At the community level, inequality and poverty would improve to the extent that the poorer households receive the bulk of these income transfers, or income distribution would worsen if the richer families are the main recipients. Nonetheless, creation of jobs and trading opportunities often results from higher consumption and investment spending with the beneficiaries in turn spending and generating further spending.

At the macroeconomic level, remittances have become a major source of foreign exchange, especially for countries plagued by fiscal deficits, external debts, persistent trade imbalances, and scant foreign direct investment. Foreign exchange inflows, however, may exert upward pressure on prices, requiring skillful monetary management. Moreover, these inflows may spur a real appreciation of the exchange rate, thereby constraining the development of export-oriented and import-competing industries. Further, the remittance windfall may weaken the urgency for policy reform and improved governance while the citizenry is lulled into complacency.

Analysis of Philippine data shows that remittances contribute significantly to poverty alleviation, as reflected in higher spending per capita of the lowest 40% of households, while controlling for the effects of other variables including physical infrastructure and human capital in the provinces. This beneficial effect rises consistently up to the fourth quintile, then peters out for the fifth quintile – which is not surprising given that the richest 20% of families are unlikely to have overseas Filipino workers (OFWs) or need remittances to supplement their incomes.

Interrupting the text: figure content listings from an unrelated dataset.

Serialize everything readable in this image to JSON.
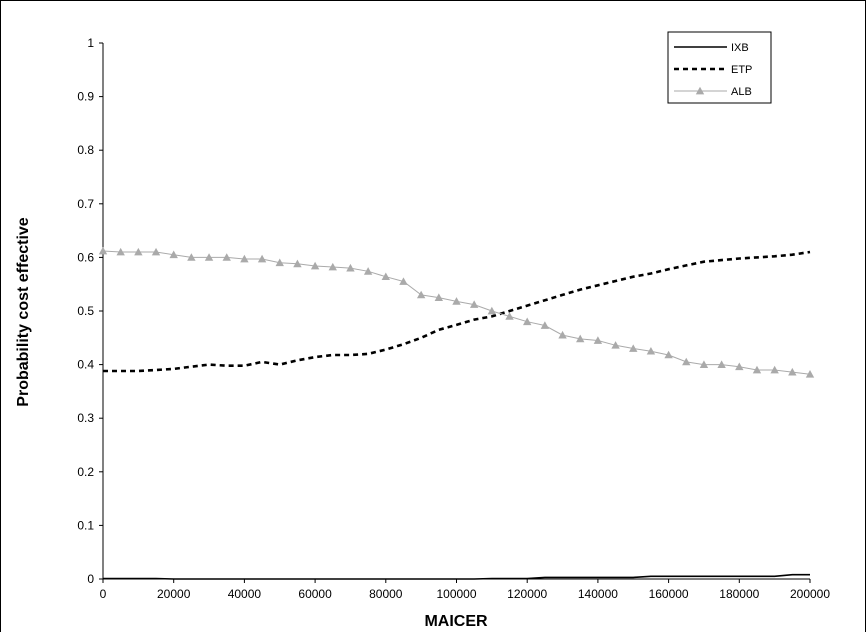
{
  "chart_data": {
    "type": "line",
    "title": "",
    "xlabel": "MAICER",
    "ylabel": "Probability cost effective",
    "xlim": [
      0,
      200000
    ],
    "ylim": [
      0,
      1
    ],
    "grid": false,
    "legend_position": "top-right",
    "x_ticks": [
      "0",
      "20000",
      "40000",
      "60000",
      "80000",
      "100000",
      "120000",
      "140000",
      "160000",
      "180000",
      "200000"
    ],
    "y_ticks": [
      "0",
      "0.1",
      "0.2",
      "0.3",
      "0.4",
      "0.5",
      "0.6",
      "0.7",
      "0.8",
      "0.9",
      "1"
    ],
    "x": [
      0,
      5000,
      10000,
      15000,
      20000,
      25000,
      30000,
      35000,
      40000,
      45000,
      50000,
      55000,
      60000,
      65000,
      70000,
      75000,
      80000,
      85000,
      90000,
      95000,
      100000,
      105000,
      110000,
      115000,
      120000,
      125000,
      130000,
      135000,
      140000,
      145000,
      150000,
      155000,
      160000,
      165000,
      170000,
      175000,
      180000,
      185000,
      190000,
      195000,
      200000
    ],
    "series": [
      {
        "name": "IXB",
        "color": "#000000",
        "style": "solid",
        "values": [
          0.001,
          0.001,
          0.001,
          0.001,
          0.0,
          0.0,
          0.0,
          0.0,
          0.0,
          0.0,
          0.0,
          0.0,
          0.0,
          0.0,
          0.0,
          0.0,
          0.0,
          0.0,
          0.0,
          0.0,
          0.0,
          0.0,
          0.001,
          0.001,
          0.001,
          0.003,
          0.003,
          0.003,
          0.003,
          0.003,
          0.003,
          0.005,
          0.005,
          0.005,
          0.005,
          0.005,
          0.005,
          0.005,
          0.005,
          0.008,
          0.008
        ]
      },
      {
        "name": "ETP",
        "color": "#000000",
        "style": "dotted",
        "values": [
          0.388,
          0.388,
          0.388,
          0.39,
          0.392,
          0.396,
          0.4,
          0.398,
          0.398,
          0.405,
          0.4,
          0.408,
          0.414,
          0.418,
          0.418,
          0.42,
          0.428,
          0.438,
          0.45,
          0.465,
          0.474,
          0.484,
          0.49,
          0.5,
          0.51,
          0.52,
          0.53,
          0.54,
          0.548,
          0.556,
          0.564,
          0.57,
          0.578,
          0.585,
          0.592,
          0.595,
          0.598,
          0.6,
          0.602,
          0.605,
          0.61
        ]
      },
      {
        "name": "ALB",
        "color": "#aaaaaa",
        "style": "solid-triangle",
        "values": [
          0.612,
          0.61,
          0.61,
          0.61,
          0.605,
          0.6,
          0.6,
          0.6,
          0.597,
          0.597,
          0.59,
          0.588,
          0.584,
          0.582,
          0.58,
          0.574,
          0.564,
          0.555,
          0.53,
          0.525,
          0.518,
          0.512,
          0.5,
          0.49,
          0.48,
          0.473,
          0.455,
          0.448,
          0.445,
          0.436,
          0.43,
          0.425,
          0.418,
          0.405,
          0.4,
          0.4,
          0.396,
          0.39,
          0.39,
          0.386,
          0.382
        ]
      }
    ]
  }
}
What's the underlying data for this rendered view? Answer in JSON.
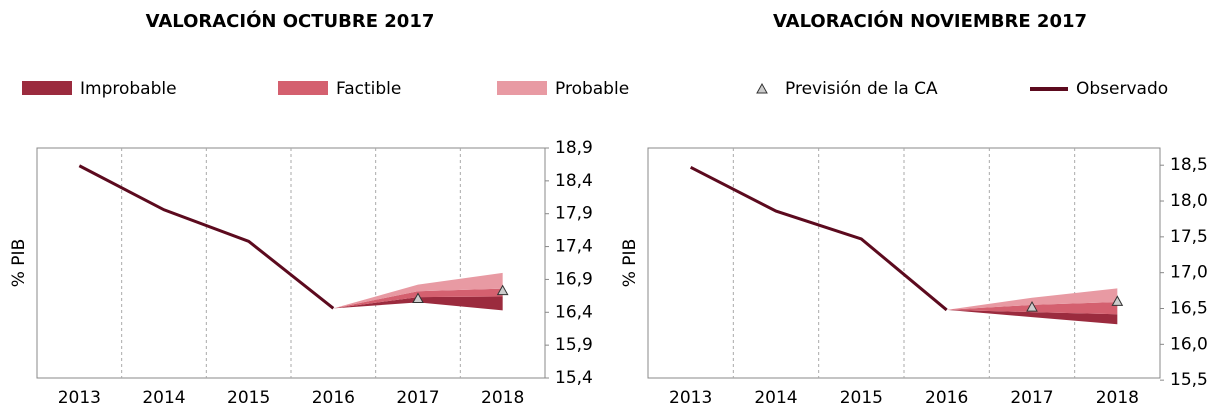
{
  "chart_data": [
    {
      "type": "fan",
      "title": "VALORACIÓN OCTUBRE 2017",
      "y_label": "% PIB",
      "categories": [
        "2013",
        "2014",
        "2015",
        "2016",
        "2017",
        "2018"
      ],
      "ylim": [
        15.4,
        18.9
      ],
      "yticks": [
        {
          "value": 15.4,
          "label": "15,4"
        },
        {
          "value": 15.9,
          "label": "15,9"
        },
        {
          "value": 16.4,
          "label": "16,4"
        },
        {
          "value": 16.9,
          "label": "16,9"
        },
        {
          "value": 17.4,
          "label": "17,4"
        },
        {
          "value": 17.9,
          "label": "17,9"
        },
        {
          "value": 18.4,
          "label": "18,4"
        },
        {
          "value": 18.9,
          "label": "18,9"
        }
      ],
      "bands": [
        {
          "name": "Improbable",
          "color": "#9b2b3e",
          "lower": [
            null,
            null,
            null,
            16.46,
            16.55,
            16.43
          ],
          "upper": [
            null,
            null,
            null,
            16.46,
            16.63,
            16.64
          ]
        },
        {
          "name": "Factible",
          "color": "#d4606f",
          "lower": [
            null,
            null,
            null,
            16.46,
            16.63,
            16.64
          ],
          "upper": [
            null,
            null,
            null,
            16.46,
            16.72,
            16.76
          ]
        },
        {
          "name": "Probable",
          "color": "#e89aa3",
          "lower": [
            null,
            null,
            null,
            16.46,
            16.72,
            16.76
          ],
          "upper": [
            null,
            null,
            null,
            16.46,
            16.82,
            17.0
          ]
        }
      ],
      "series": [
        {
          "name": "Previsión de la CA",
          "marker": "triangle",
          "color": "#cccccc",
          "values": [
            null,
            null,
            null,
            null,
            16.61,
            16.73
          ]
        },
        {
          "name": "Observado",
          "color": "#5c0a1e",
          "values": [
            18.63,
            17.96,
            17.48,
            16.46,
            null,
            null
          ]
        }
      ]
    },
    {
      "type": "fan",
      "title": "VALORACIÓN NOVIEMBRE 2017",
      "y_label": "% PIB",
      "categories": [
        "2013",
        "2014",
        "2015",
        "2016",
        "2017",
        "2018"
      ],
      "ylim": [
        15.53,
        18.74
      ],
      "yticks": [
        {
          "value": 15.5,
          "label": "15,5"
        },
        {
          "value": 16.0,
          "label": "16,0"
        },
        {
          "value": 16.5,
          "label": "16,5"
        },
        {
          "value": 17.0,
          "label": "17,0"
        },
        {
          "value": 17.5,
          "label": "17,5"
        },
        {
          "value": 18.0,
          "label": "18,0"
        },
        {
          "value": 18.5,
          "label": "18,5"
        }
      ],
      "bands": [
        {
          "name": "Improbable",
          "color": "#9b2b3e",
          "lower": [
            null,
            null,
            null,
            16.48,
            16.38,
            16.28
          ],
          "upper": [
            null,
            null,
            null,
            16.48,
            16.45,
            16.42
          ]
        },
        {
          "name": "Factible",
          "color": "#d4606f",
          "lower": [
            null,
            null,
            null,
            16.48,
            16.45,
            16.42
          ],
          "upper": [
            null,
            null,
            null,
            16.48,
            16.55,
            16.59
          ]
        },
        {
          "name": "Probable",
          "color": "#e89aa3",
          "lower": [
            null,
            null,
            null,
            16.48,
            16.55,
            16.59
          ],
          "upper": [
            null,
            null,
            null,
            16.48,
            16.65,
            16.78
          ]
        }
      ],
      "series": [
        {
          "name": "Previsión de la CA",
          "marker": "triangle",
          "color": "#cccccc",
          "values": [
            null,
            null,
            null,
            null,
            16.52,
            16.6
          ]
        },
        {
          "name": "Observado",
          "color": "#5c0a1e",
          "values": [
            18.47,
            17.86,
            17.47,
            16.48,
            null,
            null
          ]
        }
      ]
    }
  ]
}
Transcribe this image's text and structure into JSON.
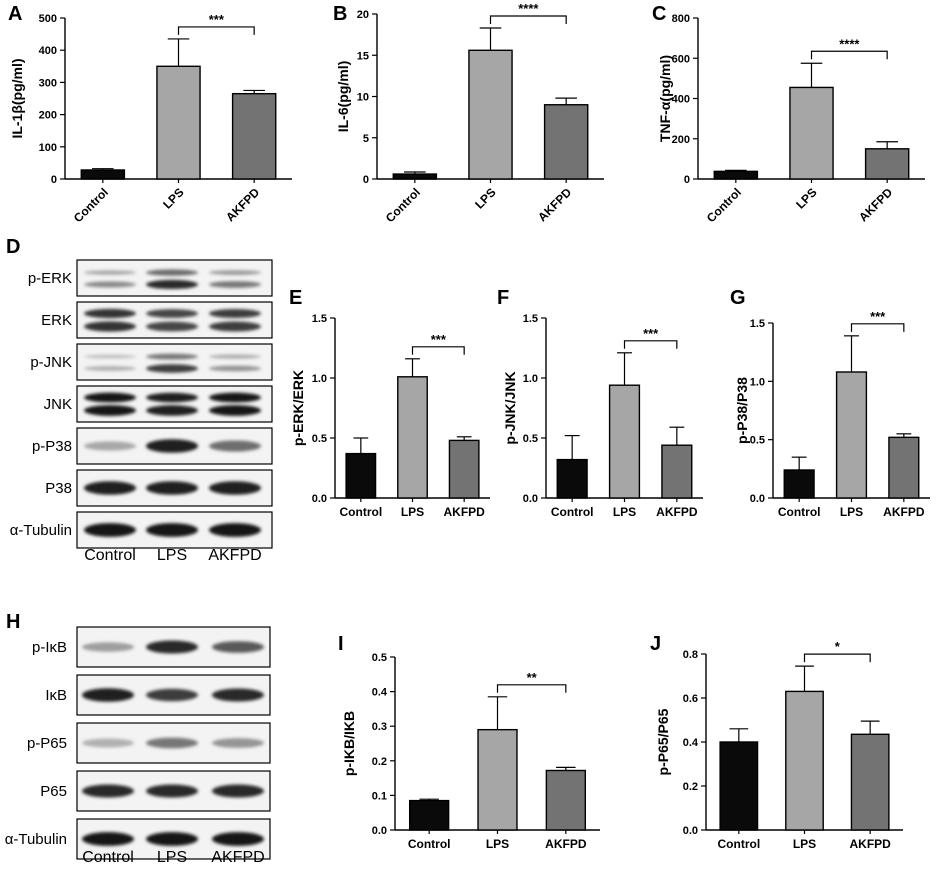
{
  "blots": [
    {
      "letter": "D",
      "rows": [
        {
          "label": "p-ERK",
          "style": "doubleTop",
          "intensity": [
            0.35,
            0.85,
            0.45
          ]
        },
        {
          "label": "ERK",
          "style": "double",
          "intensity": [
            0.8,
            0.7,
            0.75
          ]
        },
        {
          "label": "p-JNK",
          "style": "doubleTop",
          "intensity": [
            0.15,
            0.75,
            0.3
          ]
        },
        {
          "label": "JNK",
          "style": "double",
          "intensity": [
            0.95,
            0.9,
            0.95
          ]
        },
        {
          "label": "p-P38",
          "style": "single",
          "intensity": [
            0.2,
            0.9,
            0.5
          ]
        },
        {
          "label": "P38",
          "style": "single",
          "intensity": [
            0.9,
            0.9,
            0.9
          ]
        },
        {
          "label": "α-Tubulin",
          "style": "single",
          "intensity": [
            0.95,
            0.95,
            0.95
          ]
        }
      ],
      "categories": [
        "Control",
        "LPS",
        "AKFPD"
      ]
    },
    {
      "letter": "H",
      "rows": [
        {
          "label": "p-IκB",
          "style": "single",
          "intensity": [
            0.25,
            0.85,
            0.6
          ]
        },
        {
          "label": "IκB",
          "style": "single",
          "intensity": [
            0.9,
            0.75,
            0.85
          ]
        },
        {
          "label": "p-P65",
          "style": "single",
          "intensity": [
            0.15,
            0.45,
            0.3
          ]
        },
        {
          "label": "P65",
          "style": "single",
          "intensity": [
            0.85,
            0.85,
            0.85
          ]
        },
        {
          "label": "α-Tubulin",
          "style": "single",
          "intensity": [
            0.95,
            0.95,
            0.95
          ]
        }
      ],
      "categories": [
        "Control",
        "LPS",
        "AKFPD"
      ]
    }
  ],
  "chart_data": [
    {
      "letter": "A",
      "type": "bar",
      "categories": [
        "Control",
        "LPS",
        "AKFPD"
      ],
      "values": [
        28,
        350,
        265
      ],
      "errors": [
        4,
        85,
        10
      ],
      "ylabel": "IL-1β(pg/ml)",
      "ylim": [
        0,
        500
      ],
      "yticks": [
        "0",
        "100",
        "200",
        "300",
        "400",
        "500"
      ],
      "colors": [
        "#0a0a0a",
        "#a6a6a6",
        "#737373"
      ],
      "significance": {
        "from": 1,
        "to": 2,
        "label": "***"
      }
    },
    {
      "letter": "B",
      "type": "bar",
      "categories": [
        "Control",
        "LPS",
        "AKFPD"
      ],
      "values": [
        0.6,
        15.6,
        9.0
      ],
      "errors": [
        0.25,
        2.7,
        0.8
      ],
      "ylabel": "IL-6(pg/ml)",
      "ylim": [
        0,
        20
      ],
      "yticks": [
        "0",
        "5",
        "10",
        "15",
        "20"
      ],
      "colors": [
        "#0a0a0a",
        "#a6a6a6",
        "#737373"
      ],
      "significance": {
        "from": 1,
        "to": 2,
        "label": "****"
      }
    },
    {
      "letter": "C",
      "type": "bar",
      "categories": [
        "Control",
        "LPS",
        "AKFPD"
      ],
      "values": [
        38,
        455,
        150
      ],
      "errors": [
        5,
        120,
        35
      ],
      "ylabel": "TNF-α(pg/ml)",
      "ylim": [
        0,
        800
      ],
      "yticks": [
        "0",
        "200",
        "400",
        "600",
        "800"
      ],
      "colors": [
        "#0a0a0a",
        "#a6a6a6",
        "#737373"
      ],
      "significance": {
        "from": 1,
        "to": 2,
        "label": "****"
      }
    },
    {
      "letter": "E",
      "type": "bar",
      "categories": [
        "Control",
        "LPS",
        "AKFPD"
      ],
      "values": [
        0.37,
        1.01,
        0.48
      ],
      "errors": [
        0.13,
        0.15,
        0.03
      ],
      "ylabel": "p-ERK/ERK",
      "ylim": [
        0,
        1.5
      ],
      "yticks": [
        "0.0",
        "0.5",
        "1.0",
        "1.5"
      ],
      "colors": [
        "#0a0a0a",
        "#a6a6a6",
        "#737373"
      ],
      "significance": {
        "from": 1,
        "to": 2,
        "label": "***"
      }
    },
    {
      "letter": "F",
      "type": "bar",
      "categories": [
        "Control",
        "LPS",
        "AKFPD"
      ],
      "values": [
        0.32,
        0.94,
        0.44
      ],
      "errors": [
        0.2,
        0.27,
        0.15
      ],
      "ylabel": "p-JNK/JNK",
      "ylim": [
        0,
        1.5
      ],
      "yticks": [
        "0.0",
        "0.5",
        "1.0",
        "1.5"
      ],
      "colors": [
        "#0a0a0a",
        "#a6a6a6",
        "#737373"
      ],
      "significance": {
        "from": 1,
        "to": 2,
        "label": "***"
      }
    },
    {
      "letter": "G",
      "type": "bar",
      "categories": [
        "Control",
        "LPS",
        "AKFPD"
      ],
      "values": [
        0.24,
        1.08,
        0.52
      ],
      "errors": [
        0.11,
        0.31,
        0.03
      ],
      "ylabel": "p-P38/P38",
      "ylim": [
        0,
        1.5
      ],
      "yticks": [
        "0.0",
        "0.5",
        "1.0",
        "1.5"
      ],
      "colors": [
        "#0a0a0a",
        "#a6a6a6",
        "#737373"
      ],
      "significance": {
        "from": 1,
        "to": 2,
        "label": "***"
      }
    },
    {
      "letter": "I",
      "type": "bar",
      "categories": [
        "Control",
        "LPS",
        "AKFPD"
      ],
      "values": [
        0.085,
        0.29,
        0.172
      ],
      "errors": [
        0.004,
        0.095,
        0.009
      ],
      "ylabel": "p-IKB/IKB",
      "ylim": [
        0,
        0.5
      ],
      "yticks": [
        "0.0",
        "0.1",
        "0.2",
        "0.3",
        "0.4",
        "0.5"
      ],
      "colors": [
        "#0a0a0a",
        "#a6a6a6",
        "#737373"
      ],
      "significance": {
        "from": 1,
        "to": 2,
        "label": "**"
      }
    },
    {
      "letter": "J",
      "type": "bar",
      "categories": [
        "Control",
        "LPS",
        "AKFPD"
      ],
      "values": [
        0.4,
        0.63,
        0.435
      ],
      "errors": [
        0.06,
        0.115,
        0.06
      ],
      "ylabel": "p-P65/P65",
      "ylim": [
        0,
        0.8
      ],
      "yticks": [
        "0.0",
        "0.2",
        "0.4",
        "0.6",
        "0.8"
      ],
      "colors": [
        "#0a0a0a",
        "#a6a6a6",
        "#737373"
      ],
      "significance": {
        "from": 1,
        "to": 2,
        "label": "*"
      }
    }
  ]
}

In sum, migration and remittances appear to benefit households, communities, and the macroeconomy. They alleviate poverty, contribute to community development, and finance fiscal and trade deficits and debts. But there are considerable costs. Migration exacts no mean sacrifices and other psycho-social costs to OFWs and their families. It is also subject to global market swings, as exemplified by the global financial crisis cum economic slowdown, followed more recently by the political restiveness in the Arab world. Moreover, migration arguably causes brain drain that compromises the country’s human capital requirements for its long-term development. Further, the remittance bonanza makes it convenient for the government to skirt the difficult task of policy reform needed to strengthen the performance of the domestic economy.

Should the Philippine government carry on with its labor export policy and let the economy depend on remittances indefinitely? The country would probably be better served if the new Aquino government instead resolutely implements policy reforms (including a firm population policy besides institutional reforms to fight corruption) to put the economy on a rapid and sustained growth path, as did South Korea and Thailand, for example, during their labor export heydays in the 1970s and 1980s. A robust domestic economy would make working abroad an option – not a necessity – for Filipinos.